The universally panned Stepford Wives probably isn’t worth more ink from InkWell than The Other Charlotte and I have already given it. (See my The Stepford Wives: It’s Really All about George W. Bush and TOC’s More Brigadoon Than Stepford on June 23.) But just one last comment: TOC points out that the movie’s snobbish Stepford, Conn., and its robotic, Lilly Pulitzer-clad, mercilessly groomed wives might have reminded us of a real suburb 50 years ago, but now:


“[T]his world of dutiful wives who bake cookies and try to devise clever ways to use pine cones in their Christmas decorations is about as real to us as Brigadoon. That’s why ‘The Stepford Wives’ ceases to be really funny once the couple leaves Manhattan. The movie becomes a joke about a fantasy world.”

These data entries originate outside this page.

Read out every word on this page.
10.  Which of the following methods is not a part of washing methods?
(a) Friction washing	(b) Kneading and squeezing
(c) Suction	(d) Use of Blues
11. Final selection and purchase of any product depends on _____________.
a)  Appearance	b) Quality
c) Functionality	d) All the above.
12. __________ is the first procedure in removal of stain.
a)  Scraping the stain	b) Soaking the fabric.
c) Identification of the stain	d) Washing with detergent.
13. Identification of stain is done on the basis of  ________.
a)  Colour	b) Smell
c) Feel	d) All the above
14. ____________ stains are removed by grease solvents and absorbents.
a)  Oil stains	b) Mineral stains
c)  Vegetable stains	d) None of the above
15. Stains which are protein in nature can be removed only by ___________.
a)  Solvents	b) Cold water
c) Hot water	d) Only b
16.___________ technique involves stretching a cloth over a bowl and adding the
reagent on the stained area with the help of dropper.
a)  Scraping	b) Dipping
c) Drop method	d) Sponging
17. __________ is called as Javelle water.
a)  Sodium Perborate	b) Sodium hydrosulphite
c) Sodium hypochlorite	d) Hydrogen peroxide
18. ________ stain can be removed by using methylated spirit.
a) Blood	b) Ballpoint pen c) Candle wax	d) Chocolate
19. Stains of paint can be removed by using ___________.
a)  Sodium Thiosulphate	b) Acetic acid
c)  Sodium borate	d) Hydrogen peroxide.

But there’s an inadvertent double irony at work here. The heroine, New York television exec Joanna Eberhard (Nicole Kidman), clad in severe black career togs and dishing out irony, is supposed to be the one real and believable contemporary woman in this world of overly feminine automatons. Trouble is, fashions have changed, and the pastel Lilly Pulitzer clothing palette and all its ladylike accoutrements are now hot again. Even in New York (and I was there last weekend), the most glamorous young ladies sport pink and aqua flowered skirts, dainty high heels, and tiny handbags reminiscent of the 1950s. It’s Joanna in her black sheath who looks drab and out of style–so 90s!–in “The Stepford Wives” and the wives themselves who look thrillingly colorful. Another reminder of how dated the rad-feminist sensibility is these days, with its glib assumptions that a nose-to-the-grindstone career is the only acceptable option for a woman.


The movie is not only more Brigadoon than Stepford; it’s more “Handmaid’s Tale” (Canadian novelist Margaret Atwood’s dyspeptic take on Reagan’s America) than Stepford. Trouble is that Ronald Reagan is back in style, too.